David Nachmansohn (1899-1983) suggested in 1936 that the electric organ of the electric ray was a good preparation to study the action of acetylcholine as a neurotransmitter because the electric organ is derived from muscle tissue. This preparation was used by Jean-Pierre Changeux (born 1936) to isolate the acetylcholine receptor in 1970, the first isolation of any membrane receptor.
Julius Axelrod (1912-2004) received his Nobel Prize in 1970 for his work on the release, reuptake, and storage of the neurotransmitters adrenaline and noradrenaline. Working on monoamine oxidase inhibitors in 1957, Axelrod showed that catecholamine neurotransmitters do not merely stop working after they are released into the synapse. Instead, neurotransmitters are recaptured (“reuptake”) by the pre-synaptic nerve ending and recycled for later transmissions. He theorized that adrenaline is held in tissues in an inactive form and is liberated by the nervous system when needed. This research laid the groundwork for neurotransmitter reuptake inhibitors.
[1] Bechtel, W. Minding the gap: discovering the phenomenon of chemical transmission in the nervous system. HPLS 45, 37 (2023). https://doi.org/10.1007/s40656-023-00591-6
References
Bechtel, W. (2023). Minding the gap: discovering the phenomenon of chemical transmission in the nervous system. History and Philosophy of the Life Sciences, 45(4), 37.

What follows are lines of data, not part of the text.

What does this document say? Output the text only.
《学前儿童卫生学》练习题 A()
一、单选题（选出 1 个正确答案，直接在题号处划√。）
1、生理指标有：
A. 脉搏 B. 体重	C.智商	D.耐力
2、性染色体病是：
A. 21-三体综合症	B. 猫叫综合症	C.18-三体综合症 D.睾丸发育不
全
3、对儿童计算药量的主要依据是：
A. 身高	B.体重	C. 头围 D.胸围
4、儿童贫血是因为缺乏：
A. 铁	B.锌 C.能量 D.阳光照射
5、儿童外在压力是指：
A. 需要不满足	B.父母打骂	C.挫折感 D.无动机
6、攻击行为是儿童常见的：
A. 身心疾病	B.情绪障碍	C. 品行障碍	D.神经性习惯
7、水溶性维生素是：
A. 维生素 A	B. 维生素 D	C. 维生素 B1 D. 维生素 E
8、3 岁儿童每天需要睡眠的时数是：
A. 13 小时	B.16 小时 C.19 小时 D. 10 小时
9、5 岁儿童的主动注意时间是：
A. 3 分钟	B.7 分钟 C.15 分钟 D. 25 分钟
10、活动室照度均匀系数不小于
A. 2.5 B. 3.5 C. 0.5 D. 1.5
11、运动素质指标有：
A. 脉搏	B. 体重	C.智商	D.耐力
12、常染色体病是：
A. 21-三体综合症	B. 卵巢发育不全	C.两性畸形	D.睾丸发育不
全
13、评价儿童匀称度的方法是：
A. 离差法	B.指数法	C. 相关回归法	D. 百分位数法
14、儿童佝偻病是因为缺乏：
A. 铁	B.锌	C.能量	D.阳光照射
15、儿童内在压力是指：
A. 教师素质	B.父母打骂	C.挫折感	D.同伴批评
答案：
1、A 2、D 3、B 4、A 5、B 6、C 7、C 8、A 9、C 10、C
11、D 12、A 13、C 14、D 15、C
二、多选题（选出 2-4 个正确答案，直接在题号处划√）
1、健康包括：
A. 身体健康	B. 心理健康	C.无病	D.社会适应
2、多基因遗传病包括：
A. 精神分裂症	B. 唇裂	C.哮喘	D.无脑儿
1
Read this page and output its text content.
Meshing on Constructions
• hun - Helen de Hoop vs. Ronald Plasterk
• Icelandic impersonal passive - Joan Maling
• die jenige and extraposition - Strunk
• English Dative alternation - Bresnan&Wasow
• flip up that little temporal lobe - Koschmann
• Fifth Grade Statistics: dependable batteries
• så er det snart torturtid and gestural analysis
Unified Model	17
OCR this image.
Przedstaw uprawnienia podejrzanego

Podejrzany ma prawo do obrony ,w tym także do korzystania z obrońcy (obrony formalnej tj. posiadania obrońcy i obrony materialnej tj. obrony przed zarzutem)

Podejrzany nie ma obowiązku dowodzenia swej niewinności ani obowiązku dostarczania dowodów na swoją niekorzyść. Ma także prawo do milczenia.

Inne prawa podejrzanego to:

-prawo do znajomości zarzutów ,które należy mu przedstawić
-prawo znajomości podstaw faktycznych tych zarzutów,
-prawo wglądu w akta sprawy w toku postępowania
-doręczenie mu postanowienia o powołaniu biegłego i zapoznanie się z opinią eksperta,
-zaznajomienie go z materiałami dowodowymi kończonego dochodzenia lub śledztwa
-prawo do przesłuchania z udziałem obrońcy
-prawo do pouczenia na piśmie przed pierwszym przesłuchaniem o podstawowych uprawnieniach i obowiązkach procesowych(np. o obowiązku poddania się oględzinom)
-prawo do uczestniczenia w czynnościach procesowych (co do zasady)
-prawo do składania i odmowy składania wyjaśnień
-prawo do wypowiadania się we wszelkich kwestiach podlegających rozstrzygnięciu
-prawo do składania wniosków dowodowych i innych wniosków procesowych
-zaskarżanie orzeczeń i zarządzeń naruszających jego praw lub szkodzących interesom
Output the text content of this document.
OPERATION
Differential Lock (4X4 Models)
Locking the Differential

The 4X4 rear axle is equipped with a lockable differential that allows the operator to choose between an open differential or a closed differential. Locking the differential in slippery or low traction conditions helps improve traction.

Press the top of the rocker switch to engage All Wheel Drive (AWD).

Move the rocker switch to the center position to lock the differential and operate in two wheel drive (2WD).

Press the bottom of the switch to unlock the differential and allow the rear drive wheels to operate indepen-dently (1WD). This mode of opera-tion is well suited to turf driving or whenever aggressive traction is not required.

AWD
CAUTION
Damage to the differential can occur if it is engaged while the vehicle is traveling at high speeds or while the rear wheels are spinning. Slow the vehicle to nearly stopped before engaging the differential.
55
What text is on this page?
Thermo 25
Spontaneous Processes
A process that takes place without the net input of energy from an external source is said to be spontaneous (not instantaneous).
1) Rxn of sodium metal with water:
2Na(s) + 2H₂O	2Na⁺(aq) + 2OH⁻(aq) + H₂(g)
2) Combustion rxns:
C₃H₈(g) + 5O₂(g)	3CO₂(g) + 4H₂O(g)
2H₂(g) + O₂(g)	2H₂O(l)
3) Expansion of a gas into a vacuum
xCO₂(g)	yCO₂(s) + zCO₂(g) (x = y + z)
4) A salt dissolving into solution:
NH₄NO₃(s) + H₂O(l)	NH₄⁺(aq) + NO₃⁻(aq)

Changeux, J. P. (2020). Discovery of the first neurotransmitter receptor: the acetylcholine nicotinic receptor. Biomolecules, 10(4), 547.
Karim, S., Chahal, A., Khanji, M. Y., Petersen, S. E., & Somers, V. K. (2023). Autonomic cardiovascular control in health and disease. Comprehensive Physiology, 13(2), 4493-4511.
Arvid Carlsson – Nobel Lecture. NobelPrize.org. Nobel Prize Outreach 2026. Thu. 22 Jan 2026. <https://www.nobelprize.org/prizes/medicine/2000/carlsson/lecture/>
Valenstein, E. S. (2005). The war of the soups and the sparks: The discovery of neurotransmitters and the dispute over how nerves communicate. Columbia University Press.